Funding for 9/11 Memorials
Funding for 9/11 Memorials
I was curious as to who funded the 9/11 Memorials so I embarked upon a research project. The three sites have very special needs and of course with those needs come required funds. I only researched the builds on the memorials, not the rebuilding of buildings. Of course the monumental damage done to the 16 square acres in NY was the most devastating in both lives and structural damage. The Pentagon was next on the list with catastrophic building damage. Lastly the Shanksville, Pennsylvania crash site. I will give you every bit of funding I could discover from all three sites.
New York, Ground Zero
This was the most emotionally charged site of all. Early emotion decisions finally gave way to more logical ideas on how best to utilize the sixteen acres destroyed in the two plane crashes. Originally $500 was designated for the Memorials at ground zero, but that figure was later downgraded to $300 million.
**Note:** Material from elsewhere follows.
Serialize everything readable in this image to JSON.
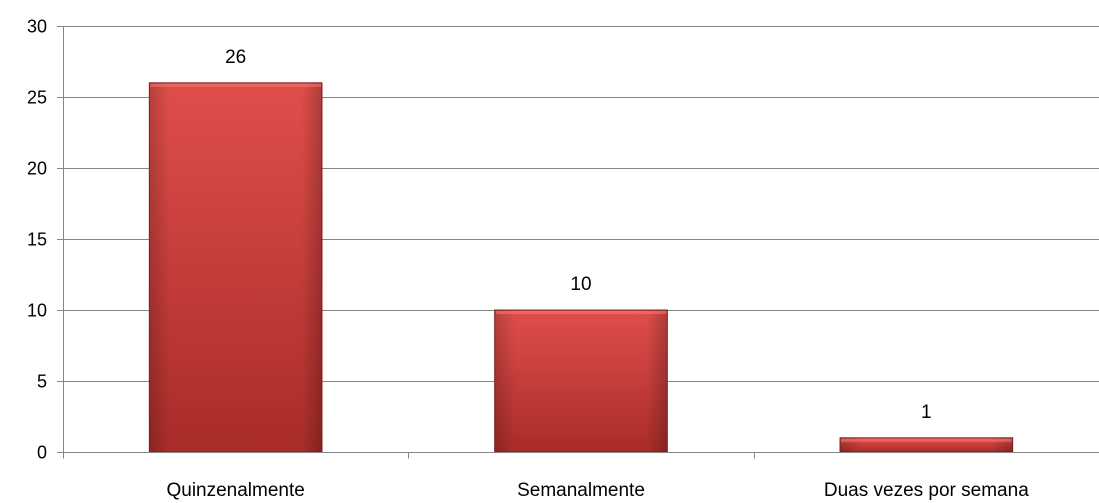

A foundation was set up controlled by a 36 member board to not only do fundraising but to make decisions on the final usage of the site. Many hours were spent hearing from victim’s families on their personal ideas as to the design of any and all Memorials.
Gov. Pataki designated $80 million of his 2006-07 executive state budget to the building of to the building of some sort of Memorial to be decided on at a later date. Congress also earmarked $2.78 million to the project. The Department of the Interior has designated the 8 acres of the Memorial as a Nation Park. It has been suggested but not mandated that entry to the Museum area will request a $20 donation for continued funding and maintenance. Victim’s families will never be charged any admission costs for passage to the Museum. Outside entry will always be free. Additional funding for the site has been started by the U.S. Mint in the form of a memorial coin which hopes to raise an additional $20 million to the pot. Of course private donations are the lesser amount and continue to trickle in.
Mayor Bloomberg has offered a personal donation for an unspecified amount. Additional funds for future upkeep and maintenance has been suggested in Congress for the amount of $20 million yearly for staffing and upkeep, however some estimate that the staggering figure will be closer to $55 to $60 million.
Figures for this Memorial were somewhat harder to get. Because this was basically a military building, the rebuild had to be of the utmost importance to return it to functional mode. The rebuild of the Pentagon was done the fastest and the Memorial although primarily confined to the outside area has made some small concessions to inside the building Memorials. The original budget for Memorials was a conservative $32 million compared to the other sites. The actual cost of phase one was $22 million with an additional $10 million for extension into phase 2 and initial planning. The Pentagon has declared all money for this project was from donations. Some claim that almost all those donations came from Defense Dept. contractors. One donation came from Taiwan in the amount of $1 million. The Pentagon was the first site to not only reopen the building from crash damage but to dedicate its Memorial in 2008. It was announced on September 9, 2011 that phase two will start shortly and a fund drive will be $3 to $4 million to plan for the Visitor Education Center to be built somewhere close to the crash site.
Shanksville, PA Crash of Flight 93
Shanksville, PA is known for its remote location, and therefore creates another special challenge for funding. Once a strip mining area now turned into another Federal Park to the tune of 2200 acres. The Memorial property once owned by a strip mining operation has been acquired and added to by private surrounding properties. Some property was purchased and some was acquired by eminent domain as a buffer zone. Figures for the Memorial do not include property acquisition. The figures for the Memorial were equally hard to obtain. The initial budget was $62 million so far $19 million in private donations and $32 million in state and federal funds have been used. Although the total budget is dwarfed by say New York’s Memorial fund (New York State’s governor’s participation would have paid for the entire Shanksville Project,) the Flight 93 memorial still lags behind by $10 million for completion.
There you have it patriots, the numbers I could find just in case you were curious like me!